A new replacement hospital for the Cowichan Valley remains a top priority for the regional district. (Citizen file)

A new replacement hospital for the Cowichan Valley remains a top priority for the regional district. (Citizen file)

Big priorities on tap for CVRD board’s final year

Hospital, high school, homelessness all make the list

Successful Union of B.C. Municipalities meetings in September have left the newly re-elected CVRD board chair hopeful for progress on some of the regional district’s more ambitious projects as they enter the last year of their term.

Jon Lefebure said Tuesday he and other directors’ talks with the new NDP provincial government’s representatives at the annual UBCM convention were positive.

“I think it’s quite an exciting time,” Lefebure said. “I think we have quite an opportunity with this new government. We found at UBCM that they were open and eager and they want to show that they can govern and get things done. We approached them with our list of priorities and I’m hoping this year we’re going to make a lot of progress on them.”

Among the priorities: a new hospital, a new high school and a new approving officer.

In terms of the hospital, “We are hoping to get our concept plan done by the end of the year and then we’ll be taking that to the Ministry of Health and Minister [Adrian] Dix and he indicated that he would facilitate the creation of the business plan moving forward so that’s a big step and we’re hoping that comes to fruition,” Lefebure said.

Another visible health priority is the ongoing issue with addiction and homelessness in the region and the CVRD board is not ignoring it.

“We’re looking forward to working with Minister Judy Darcy on initiatives that will help us manage that problem in our community,” Lefebure said. “Most communities across the country, I understand, have some form of that problem.”

A new Cowichan high school has been in the works for years and Lefebure noted he’s “pretty excited about the possibility of that moving ahead.”
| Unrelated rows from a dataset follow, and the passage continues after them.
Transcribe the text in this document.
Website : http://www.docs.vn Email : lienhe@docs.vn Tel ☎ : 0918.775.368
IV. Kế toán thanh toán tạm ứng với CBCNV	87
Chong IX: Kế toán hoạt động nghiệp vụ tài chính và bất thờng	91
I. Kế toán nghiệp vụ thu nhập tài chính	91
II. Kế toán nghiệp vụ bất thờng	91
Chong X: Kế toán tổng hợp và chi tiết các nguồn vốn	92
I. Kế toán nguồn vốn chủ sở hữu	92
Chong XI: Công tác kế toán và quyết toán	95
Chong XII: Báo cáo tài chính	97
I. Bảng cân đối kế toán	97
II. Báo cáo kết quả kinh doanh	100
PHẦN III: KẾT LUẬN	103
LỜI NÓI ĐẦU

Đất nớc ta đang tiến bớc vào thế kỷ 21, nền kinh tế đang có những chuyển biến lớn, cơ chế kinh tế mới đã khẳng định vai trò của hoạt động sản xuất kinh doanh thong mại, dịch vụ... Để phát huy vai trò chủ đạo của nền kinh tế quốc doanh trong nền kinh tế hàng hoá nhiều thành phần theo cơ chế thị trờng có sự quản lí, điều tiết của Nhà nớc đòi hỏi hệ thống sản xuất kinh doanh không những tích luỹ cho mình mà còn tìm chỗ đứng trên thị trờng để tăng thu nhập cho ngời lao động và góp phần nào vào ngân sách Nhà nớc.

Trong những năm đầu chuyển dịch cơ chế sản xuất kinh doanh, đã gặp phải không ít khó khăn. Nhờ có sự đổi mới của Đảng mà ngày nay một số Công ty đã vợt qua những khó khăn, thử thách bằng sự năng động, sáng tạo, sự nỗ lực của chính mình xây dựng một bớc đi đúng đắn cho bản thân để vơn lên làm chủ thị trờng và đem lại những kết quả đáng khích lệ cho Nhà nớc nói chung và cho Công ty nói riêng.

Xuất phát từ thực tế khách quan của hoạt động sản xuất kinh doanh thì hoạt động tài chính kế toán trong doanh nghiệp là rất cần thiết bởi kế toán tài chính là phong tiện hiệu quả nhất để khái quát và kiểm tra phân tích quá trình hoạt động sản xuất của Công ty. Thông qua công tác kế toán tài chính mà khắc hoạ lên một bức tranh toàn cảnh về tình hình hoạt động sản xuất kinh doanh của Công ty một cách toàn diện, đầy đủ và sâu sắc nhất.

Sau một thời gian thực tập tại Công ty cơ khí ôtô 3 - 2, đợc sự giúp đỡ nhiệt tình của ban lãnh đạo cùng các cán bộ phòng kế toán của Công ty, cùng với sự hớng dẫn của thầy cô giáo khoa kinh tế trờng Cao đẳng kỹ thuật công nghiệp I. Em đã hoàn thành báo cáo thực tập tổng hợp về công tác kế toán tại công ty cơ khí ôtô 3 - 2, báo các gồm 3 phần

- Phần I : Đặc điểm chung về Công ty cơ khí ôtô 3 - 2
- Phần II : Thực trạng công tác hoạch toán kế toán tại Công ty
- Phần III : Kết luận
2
The board chair also explained a regional approving officer would change the way development proceeds around the Cowichan Valley as well.

“Right now the approving office is with the ministry of transportation and infrastructure and we’ve made the case that we merit having a regionally supported approving officer who is more in touch with the consequences of proposed developments and so on,” he said.

It’s going to be a busy year for local politicians as they ramp up their efforts to get their goals accomplished before the next election.

“There are a number of things we’re working on and we really hope that we can make progress during this last year of our term,” Lefebure said.